Arizona's Lute Olson revered in Tucson long after retiringPosted: Updated:
TUCSON, Ariz. (AP) -- The Most Revered Man in Tucson emerges from an arena tunnel and stops to talk before heading up to his seat. A group of fans notice him and yell out: "Luuute!"
Once a game, inevitably, he appears on the large video board, that perfect shock of white hair still perfect.
Even at restaurants, the grocery store, the golf course, the reverence is apparent, though it's more often demonstrated through handshakes or pats on the back than someone yelling out his name.
Lute Olson could have faded into the background after retiring as Arizona's coach.

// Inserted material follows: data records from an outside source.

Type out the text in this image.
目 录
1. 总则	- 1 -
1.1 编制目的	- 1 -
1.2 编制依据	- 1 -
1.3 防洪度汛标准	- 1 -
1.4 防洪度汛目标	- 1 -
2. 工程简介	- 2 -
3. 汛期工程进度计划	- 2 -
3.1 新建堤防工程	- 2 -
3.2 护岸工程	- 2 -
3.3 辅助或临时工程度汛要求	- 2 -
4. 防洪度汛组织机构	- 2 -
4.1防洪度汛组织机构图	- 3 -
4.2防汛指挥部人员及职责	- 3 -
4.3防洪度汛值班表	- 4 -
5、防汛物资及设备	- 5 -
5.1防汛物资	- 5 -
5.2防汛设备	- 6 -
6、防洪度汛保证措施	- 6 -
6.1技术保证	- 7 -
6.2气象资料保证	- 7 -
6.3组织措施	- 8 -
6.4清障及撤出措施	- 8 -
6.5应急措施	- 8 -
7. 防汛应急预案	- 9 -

Instead, he remains a visible part of the program, branching its storied past with its return-to-prominence present.
"Coach, his presence, I think is a very healthy thing for our team, for our program, for our future, for our community," current Arizona coach Sean Miller said. "And it is something in his own right that he should be able to enjoy."
In 25 years as Arizona's coach, Olson transformed the program from an also-ran into a national power.

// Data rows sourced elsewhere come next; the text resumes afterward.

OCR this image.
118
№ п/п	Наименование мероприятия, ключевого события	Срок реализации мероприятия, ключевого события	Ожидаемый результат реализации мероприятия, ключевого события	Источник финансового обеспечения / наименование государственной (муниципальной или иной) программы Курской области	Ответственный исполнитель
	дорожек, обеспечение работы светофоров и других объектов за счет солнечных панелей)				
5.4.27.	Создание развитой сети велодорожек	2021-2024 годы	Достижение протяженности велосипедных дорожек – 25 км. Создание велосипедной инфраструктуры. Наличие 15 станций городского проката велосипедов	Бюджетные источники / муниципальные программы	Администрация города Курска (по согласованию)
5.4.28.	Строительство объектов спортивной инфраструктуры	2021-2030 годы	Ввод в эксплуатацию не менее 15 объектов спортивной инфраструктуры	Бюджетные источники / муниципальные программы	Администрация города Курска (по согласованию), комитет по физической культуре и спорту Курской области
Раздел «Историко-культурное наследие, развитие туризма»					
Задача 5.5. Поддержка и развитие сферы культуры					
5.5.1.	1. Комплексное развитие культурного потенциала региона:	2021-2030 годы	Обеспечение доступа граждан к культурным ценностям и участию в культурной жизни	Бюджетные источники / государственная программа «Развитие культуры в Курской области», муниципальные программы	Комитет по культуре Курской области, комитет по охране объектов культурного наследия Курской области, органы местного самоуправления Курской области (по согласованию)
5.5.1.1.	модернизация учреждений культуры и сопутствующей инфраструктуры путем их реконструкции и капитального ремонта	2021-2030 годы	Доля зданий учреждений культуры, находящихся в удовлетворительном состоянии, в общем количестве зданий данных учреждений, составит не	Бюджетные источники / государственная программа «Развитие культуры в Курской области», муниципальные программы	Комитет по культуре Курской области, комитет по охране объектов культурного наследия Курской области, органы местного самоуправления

He led the Wildcats to the 1997 national championship, four trips to the Final Four and 23 straight NCAA tournament appearances. Arizona won 11 conference championships, had 20 straight winning seasons and Olson was named conference coach of the year seven times during his tenure.

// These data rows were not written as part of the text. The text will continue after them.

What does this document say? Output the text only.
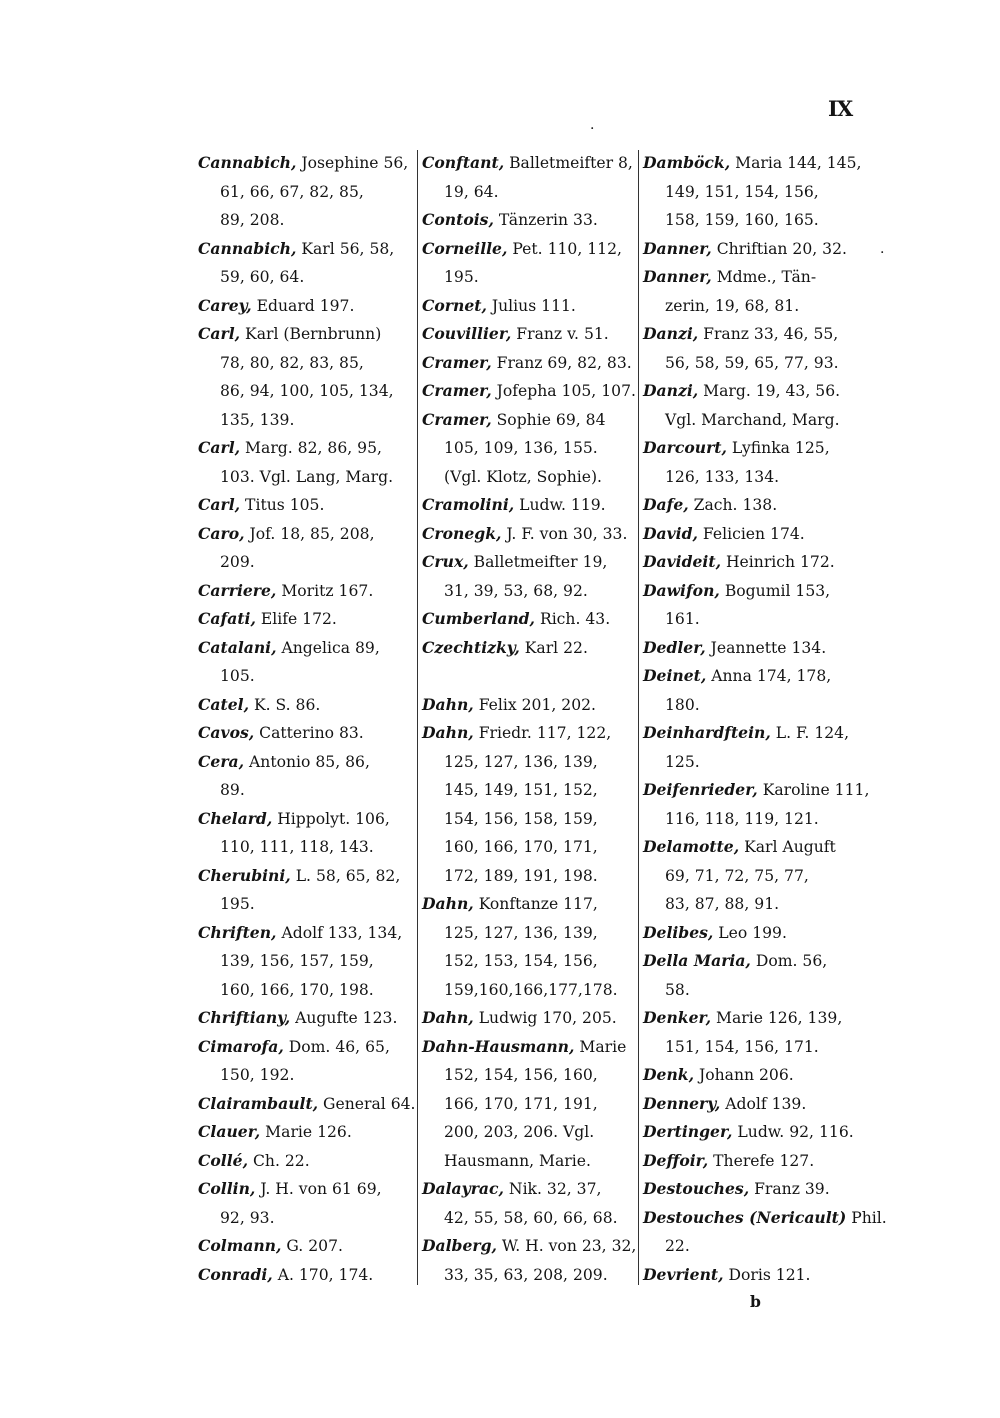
IX
·
·
Cannabich, Josephine 56,
61, 66, 67, 82, 85,
89, 208.
Cannabich, Karl 56, 58,
59, 60, 64.
Carey, Eduard 197.
Carl, Karl (Bernbrunn)
78, 80, 82, 83, 85,
86, 94, 100, 105, 134,
135, 139.
Carl, Marg. 82, 86, 95,
103. Vgl. Lang, Marg.
Carl, Titus 105.
Caro, Jof. 18, 85, 208,
209.
Carriere, Moritz 167.
Cafati, Elife 172.
Catalani, Angelica 89,
105.
Catel, K. S. 86.
Cavos, Catterino 83.
Cera, Antonio 85, 86,
89.
Chelard, Hippolyt. 106,
110, 111, 118, 143.
Cherubini, L. 58, 65, 82,
195.
Chriften, Adolf 133, 134,
139, 156, 157, 159,
160, 166, 170, 198.
Chriftiany, Augufte 123.
Cimarofa, Dom. 46, 65,
150, 192.
Clairambault, General 64.
Clauer, Marie 126.
Collé, Ch. 22.
Collin, J. H. von 61 69,
92, 93.
Colmann, G. 207.
Conradi, A. 170, 174.
Conftant, Balletmeifter 8,
19, 64.
Contois, Tänzerin 33.
Corneille, Pet. 110, 112,
195.
Cornet, Julius 111.
Couvillier, Franz v. 51.
Cramer, Franz 69, 82, 83.
Cramer, Jofepha 105, 107.
Cramer, Sophie 69, 84
105, 109, 136, 155.
(Vgl. Klotz, Sophie).
Cramolini, Ludw. 119.
Cronegk, J. F. von 30, 33.
Crux, Balletmeifter 19,
31, 39, 53, 68, 92.
Cumberland, Rich. 43.
Czechtizky, Karl 22.
Dahn, Felix 201, 202.
Dahn, Friedr. 117, 122,
125, 127, 136, 139,
145, 149, 151, 152,
154, 156, 158, 159,
160, 166, 170, 171,
172, 189, 191, 198.
Dahn, Konftanze 117,
125, 127, 136, 139,
152, 153, 154, 156,
159,160,166,177,178.
Dahn, Ludwig 170, 205.
Dahn-Hausmann, Marie
152, 154, 156, 160,
166, 170, 171, 191,
200, 203, 206. Vgl.
Hausmann, Marie.
Dalayrac, Nik. 32, 37,
42, 55, 58, 60, 66, 68.
Dalberg, W. H. von 23, 32,
33, 35, 63, 208, 209.
Damböck, Maria 144, 145,
149, 151, 154, 156,
158, 159, 160, 165.
Danner, Chriftian 20, 32.
Danner, Mdme., Tän-
zerin, 19, 68, 81.
Danzi, Franz 33, 46, 55,
56, 58, 59, 65, 77, 93.
Danzi, Marg. 19, 43, 56.
Vgl. Marchand, Marg.
Darcourt, Lyfinka 125,
126, 133, 134.
Dafe, Zach. 138.
David, Felicien 174.
Davideit, Heinrich 172.
Dawifon, Bogumil 153,
161.
Dedler, Jeannette 134.
Deinet, Anna 174, 178,
180.
Deinhardftein, L. F. 124,
125.
Deifenrieder, Karoline 111,
116, 118, 119, 121.
Delamotte, Karl Auguft
69, 71, 72, 75, 77,
83, 87, 88, 91.
Delibes, Leo 199.
Della Maria, Dom. 56,
58.
Denker, Marie 126, 139,
151, 154, 156, 171.
Denk, Johann 206.
Dennery, Adolf 139.
Dertinger, Ludw. 92, 116.
Deffoir, Therefe 127.
Destouches, Franz 39.
Destouches (Nericault) Phil.
22.
Devrient, Doris 121.
b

Even if Olson had become reclusive in retirement, he would have held a high place in the Arizona pantheon.
Because he's still in the public eye with the program and the university, Olson remains a popular current figure, not just a fond memory.
"It's nice that they recognize that this whole thing started when I first came here," Olson said. "I tell Kelly (his wife) that it's better than people throwing things at us."
Olson's leave of absence and eventual retirement in 2008 caused Arizona's program to fall into disarray for a couple of seasons.
Miller rebuilt it rapidly, re-establishing the Wildcats as one of the nation's elite programs in his six years as coach. He easily could have turned his back on Olson, broken away from the past and given the program his own identity.
Miller instead embraced Olson's involvement, encouraged him to attend practices and games, to play as big a role with the program as he's comfortable with.
By doing so, Miller rebuilt the program in his own image while still embracing the foundation that helped make it possible.
"It's fabulous what Sean Miller has done to continue the legacy and encourage Lute Olson to always be around," said Hall of Famer and television analyst Bill Walton. "He is one of the just smallest number of most important people in the history of the state of Arizona in terms of making people believe in values."
Miller has told Olson to visit the team or practices whenever he wants, but the 80-year-old coach tries to keep his distance to avoid interfering.
Olson attends every home game and tries to make the Bay Area road trip with Kelly, but only attends a few preseason practices so he can get to know the new players.
Though retired from coaching, Olson is still heavily involved with Arizona, serving as an ambassador and consultant for the university foundation.
So when he's not at games or on his weekly golf outings, Olson goes to events and speaking engagements around Tucson and the country to tout the university.
"I love when the foundation sends me places because I think it's a great university and I enjoy interacting with people and talking about it," Olson said. "I enjoy representing the university."
Because health issues led to Olson's retirement, the question over the past few years is always about how he's feeling.
Other than the aches and pains that come with getting older, the coach is in good shape. He takes four-mile walks with Kelly several times a week, has a small workout area in his home and plays golf with a group of friends every week.
"I feel good," Olson said. "My golf game isn't very good right now, but I don't worry so much about the score as enjoying myself."
Olson's good health has allowed him to still be a public figure for the university, which he enjoys, and allows the school to keep ties to the most revered man in Tucson.
"It's almost impossible to measure the impact Lute Olson had on our basketball program, our community and our state," Arizona athletic director Greg Byrne said. "He may have been the most well-known person in Arizona; I don't think that's a stretch."